Laisser couler
Que laisser couler après l'avoir extirpé des vases d'antant ?
Les souvenirs flottent en surface. Il est facile de les recueillir avec une épuisette à filet vert.
Les ranger serrés collés dans des albums, des étagères à mémoire, des livres épais ou des tiroirs à secret.
Mais voilà que des balles invisibles, gorgées de traumatismes, jonglent à plusieurs attendant patiemment, parfois une vie entière, qu'un éclair surgisse pour jaillir tel un geyser de la caverne enfouie d'Alibobo.
J'ai mal aux racines des pères de mes lignées.

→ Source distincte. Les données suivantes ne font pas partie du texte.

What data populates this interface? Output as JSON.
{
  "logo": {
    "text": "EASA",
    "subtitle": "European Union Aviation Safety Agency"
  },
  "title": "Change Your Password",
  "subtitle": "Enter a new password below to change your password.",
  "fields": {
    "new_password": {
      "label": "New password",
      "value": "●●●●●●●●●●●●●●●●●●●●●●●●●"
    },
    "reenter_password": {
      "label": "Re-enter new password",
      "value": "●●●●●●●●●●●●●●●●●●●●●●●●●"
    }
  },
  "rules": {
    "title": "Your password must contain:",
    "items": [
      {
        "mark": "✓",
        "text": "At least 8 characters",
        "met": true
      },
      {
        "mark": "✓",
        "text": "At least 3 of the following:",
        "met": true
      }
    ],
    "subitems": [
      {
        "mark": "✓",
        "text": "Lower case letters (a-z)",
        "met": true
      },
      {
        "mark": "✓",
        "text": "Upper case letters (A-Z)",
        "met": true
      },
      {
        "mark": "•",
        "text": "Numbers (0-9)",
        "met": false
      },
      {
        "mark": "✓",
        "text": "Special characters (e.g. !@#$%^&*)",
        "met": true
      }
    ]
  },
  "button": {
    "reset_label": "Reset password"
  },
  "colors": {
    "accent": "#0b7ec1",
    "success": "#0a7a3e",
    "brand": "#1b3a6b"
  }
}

J'ai mal aux travers et aux guerres qu'ils ont endurés.
J'ai mal aux errances et mensonges déguisés sous l'immobilité et l'insuffisance.
j'ai mal aux morts-nés, aux sacrifiés, à leurs rêves crucifiés, aux déshérités.
J'ai mal du sang qui a coulé, des larmes qui ont tari, des plaies qui ont creusé des vallées de désunion, des tranchées dans les successions, des verbes partir et trahir.
Naître sur une terre, en être exilé, jamais plus ne poser les voutes de pieds dans les lits des rivières de son enfance. Ne pas être désiré. Souffrir d'exister. Ne pas être bienvenu. Courir à la rue.
Puis, sourire à la lune. Observer les étoiles à la brune. Prier qu'un coeur résonne aux battements du sien. Une main sur la poitrine. Laisser couler. Enfin. L'encre et le chagrin.